Wage growth for US leisure and hospitality workers is slowing. In March, average hourly pay for those in production and nonsupervisory roles grew 5.1% year-over-year, well below a record high of 17% in December 2022, according to data from the US Bureau of Labor Statistics. The recent reversal in wage growth has been sharpest for those workers, notes a new report by Goldman Sachs, which identifies them as the lowest-paid income group in the US.
It comes after lower-paid employees saw faster wage gains than the average worker during the pandemic. Those leisure and hospitality workers now make an average of $18.51 an hour, a 24% increase from $14.90 in February 2020. The average hourly earnings of a nonsupervisory employee rose 18% during the same period.
How the pandemic pushed up pay
Much of the wage growth was driven by temporary factors including a decline in labor supply, government policies “that discouraged workers from taking jobs,” and energy and other price spikes pushing up the cost of living, the Goldman Sachs report says.
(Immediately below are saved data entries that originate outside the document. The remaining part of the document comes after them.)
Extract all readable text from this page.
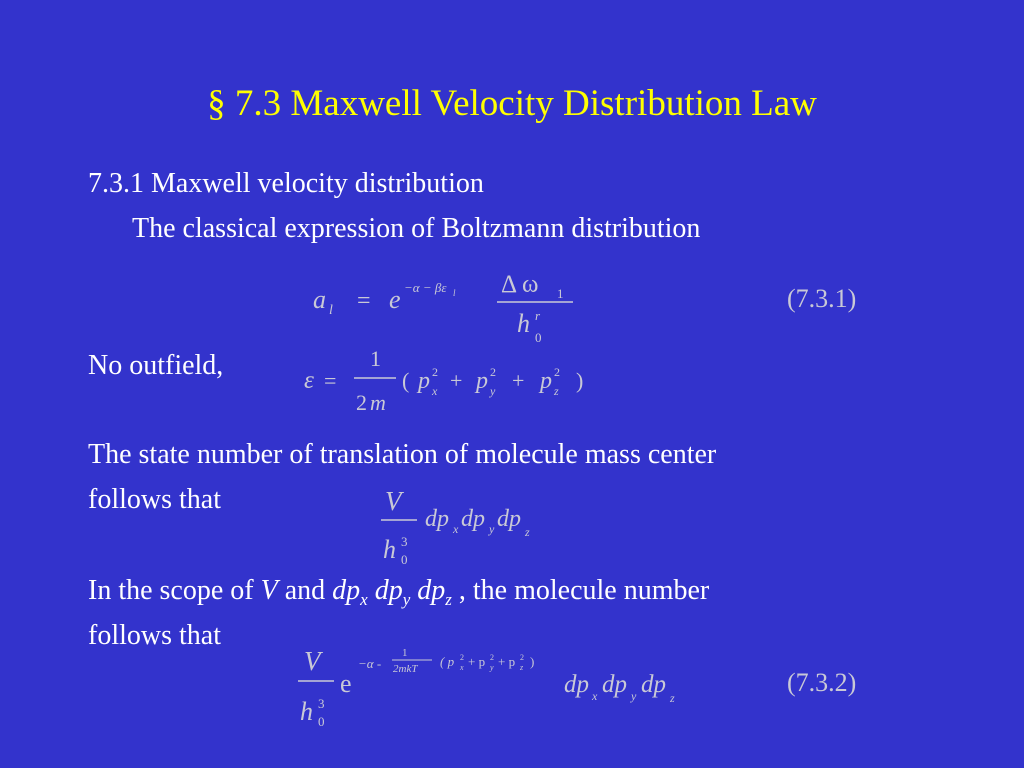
§ 7.3 Maxwell Velocity Distribution Law
7.3.1 Maxwell velocity distribution
The classical expression of Boltzmann distribution
a l = e −α − βε l Δ ω 1
h r
0
(7.3.1)
No outfield,	ε =
1
2 m
( p 2
x + p 2
y + p 2
z )
The state number of translation of molecule mass center
follows that	V
h 3
0
dp x dp y dp z
In the scope of V and $dp_x$ $dp_y$ $dp_z$ , the molecule number
follows that
V
h 3
0
e
−α -
1
2mkT ( p 2
x + p 2
y + p 2
z )
dp x dp y dp z
(7.3.2)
The tight labor market gave low-wage workers—many of whom have faced undesirable working conditions—lots of leverage over their employers.
“All of these have fully or partially faded on their own and appear to have solved much of the problem of lowering wage growth to the 3.5% pace that we estimate would be compatible with 2% inflation,” the report argues. “This has lessened the need for policy tightening to reduce labor demand, though we continue to think that further labor market rebalancing is necessary.”
That isn’t necessarily terrible news for low-wage workers, if unemployment stays down. In March, the US jobless rate was 3.5%.
“All in all, if unemployment can be kept below 4%, I think workers—including low-wage workers—could have a very good 2023 in front of them in terms of wage growth,” says Josh Bivens, an economist at the left-leaning Economic Policy Institute think tank. “Nominal wage growth will likely cool just a bit further and inflation is likely to normalize throughout the year, boosting real gains.”